L'essentiel a été dit, et les règles posées par la CNIL se retrouvent dans la jurisprudence car elles sont appliquées par la chambre sociale de la Cour de cassation. Cette dernière se comporte en effet en excellent élève puisque les décisions qu'elles rendent reprennent quasiment mot pour mot celles de la CNIL.
Le salarié concerné peut-il s'opposer à la mise en place d'un système de vidéosurveillance ? Non. On considère que la surveillance fait partie du pouvoir de contrôle de l'employeur et que, dans l'exercice de ce pouvoir de contrôle, il est fondé à imposer aux salariés le fait d'être filmé, sous réserve des principes de finalité, de proportionnalité – les juristes parlent parfois de « principe de loyauté » car il s'agit d'éviter qu'un enregistrement serve à d'autres fins que celles pour lesquelles il a été déclaré –, et de transparence. Les salariés doivent être informés non seulement de l'existence du dispositif, mais aussi de sa finalité. Les institutions représentatives du personnel doivent être informées et consultées lors de sa mise en place – le comité d'entreprise dans les entreprises de plus de cinquante salariés, et le ou les comités d'hygiène, de sécurité et des conditions de travail (CHCST). Le salarié ne peut pas s'opposer à la vidéosurveillance : les quelques petits litiges marginaux dans lesquels des salariés invoquaient leur droit à l'image ont fait long feu.
Il faut aussi évoquer le cas de l'employeur. Nous sommes partis d'une hypothèse classique et bien connue selon laquelle un employeur, dans l'exercice spontané de son pouvoir de contrôle, souhaite mettre en place un système de vidéosurveillance. Il doit dès lors déclarer le dispositif à la CNIL et est tenu à un certain nombre d'obligations et de règles. Mais il me semble que la question posée en l'espèce est un peu différente et un peu plus complexe, car il s'agit d'imposer à l'employeur d'installer des caméras dans l'établissement d'abattage dont il est propriétaire.
Je pense que, par la loi ou le règlement, il est possible de l'obliger à agir ès qualités d'employeur : il est déjà soumis à un certain nombre d'impératifs d'intérêt général auxquels on peut aujourd'hui considérer que la protection des animaux se rattache.

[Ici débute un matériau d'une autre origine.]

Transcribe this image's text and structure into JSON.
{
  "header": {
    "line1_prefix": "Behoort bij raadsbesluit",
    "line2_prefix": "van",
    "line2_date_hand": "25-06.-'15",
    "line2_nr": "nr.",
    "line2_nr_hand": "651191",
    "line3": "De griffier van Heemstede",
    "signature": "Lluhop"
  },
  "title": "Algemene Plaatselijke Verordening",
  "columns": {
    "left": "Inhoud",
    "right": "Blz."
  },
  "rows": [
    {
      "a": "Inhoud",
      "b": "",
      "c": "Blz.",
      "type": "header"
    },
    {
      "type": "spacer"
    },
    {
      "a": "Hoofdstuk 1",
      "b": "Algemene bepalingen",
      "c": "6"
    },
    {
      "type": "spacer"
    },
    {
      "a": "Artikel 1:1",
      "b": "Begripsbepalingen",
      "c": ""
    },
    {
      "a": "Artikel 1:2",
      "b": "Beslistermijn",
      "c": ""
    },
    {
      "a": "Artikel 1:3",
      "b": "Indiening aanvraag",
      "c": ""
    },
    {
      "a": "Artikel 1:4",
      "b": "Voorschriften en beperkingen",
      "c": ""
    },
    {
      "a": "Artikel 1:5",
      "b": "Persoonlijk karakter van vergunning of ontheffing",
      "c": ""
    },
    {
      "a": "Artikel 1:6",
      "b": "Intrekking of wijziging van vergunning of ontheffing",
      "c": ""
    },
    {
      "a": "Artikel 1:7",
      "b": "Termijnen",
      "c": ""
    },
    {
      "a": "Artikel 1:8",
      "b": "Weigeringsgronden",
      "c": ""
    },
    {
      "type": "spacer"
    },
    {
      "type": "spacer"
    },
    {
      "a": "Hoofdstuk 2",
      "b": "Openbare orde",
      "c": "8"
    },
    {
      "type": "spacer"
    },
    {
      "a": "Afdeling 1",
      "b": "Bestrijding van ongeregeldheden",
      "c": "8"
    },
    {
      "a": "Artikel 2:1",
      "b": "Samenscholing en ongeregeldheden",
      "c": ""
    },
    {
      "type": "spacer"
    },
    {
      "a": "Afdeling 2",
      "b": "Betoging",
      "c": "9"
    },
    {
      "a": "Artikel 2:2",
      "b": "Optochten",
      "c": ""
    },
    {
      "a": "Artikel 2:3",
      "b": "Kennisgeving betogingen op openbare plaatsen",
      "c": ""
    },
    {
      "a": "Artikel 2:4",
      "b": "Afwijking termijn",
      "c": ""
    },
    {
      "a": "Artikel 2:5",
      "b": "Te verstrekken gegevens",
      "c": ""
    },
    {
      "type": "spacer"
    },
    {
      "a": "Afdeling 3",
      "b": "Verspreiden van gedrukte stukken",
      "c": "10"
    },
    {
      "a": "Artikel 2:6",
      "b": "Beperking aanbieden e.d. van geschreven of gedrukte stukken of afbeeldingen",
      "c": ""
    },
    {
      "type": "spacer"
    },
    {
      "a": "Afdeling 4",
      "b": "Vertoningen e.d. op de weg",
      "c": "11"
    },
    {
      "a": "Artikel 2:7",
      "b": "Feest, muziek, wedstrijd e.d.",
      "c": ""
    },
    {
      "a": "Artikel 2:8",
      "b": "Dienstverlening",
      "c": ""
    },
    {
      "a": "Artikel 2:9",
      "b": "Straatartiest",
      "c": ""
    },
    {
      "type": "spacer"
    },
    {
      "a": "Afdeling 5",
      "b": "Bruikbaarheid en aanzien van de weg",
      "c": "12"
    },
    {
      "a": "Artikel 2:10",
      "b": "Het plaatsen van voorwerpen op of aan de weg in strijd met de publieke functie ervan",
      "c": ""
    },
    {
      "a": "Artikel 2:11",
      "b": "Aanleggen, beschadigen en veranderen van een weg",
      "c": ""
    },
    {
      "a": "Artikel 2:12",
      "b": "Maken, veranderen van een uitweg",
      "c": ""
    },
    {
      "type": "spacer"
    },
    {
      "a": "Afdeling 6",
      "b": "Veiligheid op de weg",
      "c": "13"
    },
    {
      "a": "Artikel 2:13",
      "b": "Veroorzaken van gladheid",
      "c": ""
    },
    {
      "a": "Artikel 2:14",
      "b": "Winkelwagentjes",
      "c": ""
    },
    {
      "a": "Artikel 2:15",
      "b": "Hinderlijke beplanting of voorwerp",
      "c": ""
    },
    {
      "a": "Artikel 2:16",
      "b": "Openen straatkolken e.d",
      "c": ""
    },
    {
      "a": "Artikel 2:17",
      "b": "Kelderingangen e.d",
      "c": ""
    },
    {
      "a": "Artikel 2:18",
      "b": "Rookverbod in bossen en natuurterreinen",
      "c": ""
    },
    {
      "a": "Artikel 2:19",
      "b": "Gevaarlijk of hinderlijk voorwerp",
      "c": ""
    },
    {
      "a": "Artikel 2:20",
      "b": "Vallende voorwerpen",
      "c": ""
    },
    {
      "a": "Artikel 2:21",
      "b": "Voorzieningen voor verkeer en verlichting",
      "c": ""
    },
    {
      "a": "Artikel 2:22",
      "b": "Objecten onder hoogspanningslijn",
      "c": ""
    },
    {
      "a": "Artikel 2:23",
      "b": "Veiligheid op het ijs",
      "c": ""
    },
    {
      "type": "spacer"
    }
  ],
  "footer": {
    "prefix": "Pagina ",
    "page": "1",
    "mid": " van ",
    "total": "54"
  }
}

Si l'on pouvait encore en douter jusqu'à l'année dernière, l'introduction de l'amendement Glavany dans la loi du 16 février 2015 relative à la modernisation et à la simplification du droit et des procédures dans les domaines de la justice et des affaires intérieures l'a confirmé en modifiant le code civil qui précise désormais, dans son article 515-14 que les animaux sont « doués de sensibilité ».
J'ai en revanche une toute petite hésitation lorsque je considère non plus l'employeur, mais le propriétaire de l'abattoir, même si je pense que l'impératif d'intérêt général resterait un élément suffisant pour l'obliger à agir. L'exploitant d'un abattoir en est généralement le propriétaire, et il n'est pas évident d'imposer à un propriétaire d'installer, dans l'enceinte d'un lieu dans lequel il est souverain, des dispositifs qui n'auraient pas son agrément. Voilà pourquoi, telle qu'elle est assurée par les instances juridiques de notre pays, la protection du droit de propriété qui a valeur constitutionnelle pourrait nous faire émettre une petite réserve sur la possibilité d'imposer, non à l'employeur ès qualités, mais au propriétaire des locaux, l'installation d'un système de vidéosurveillance.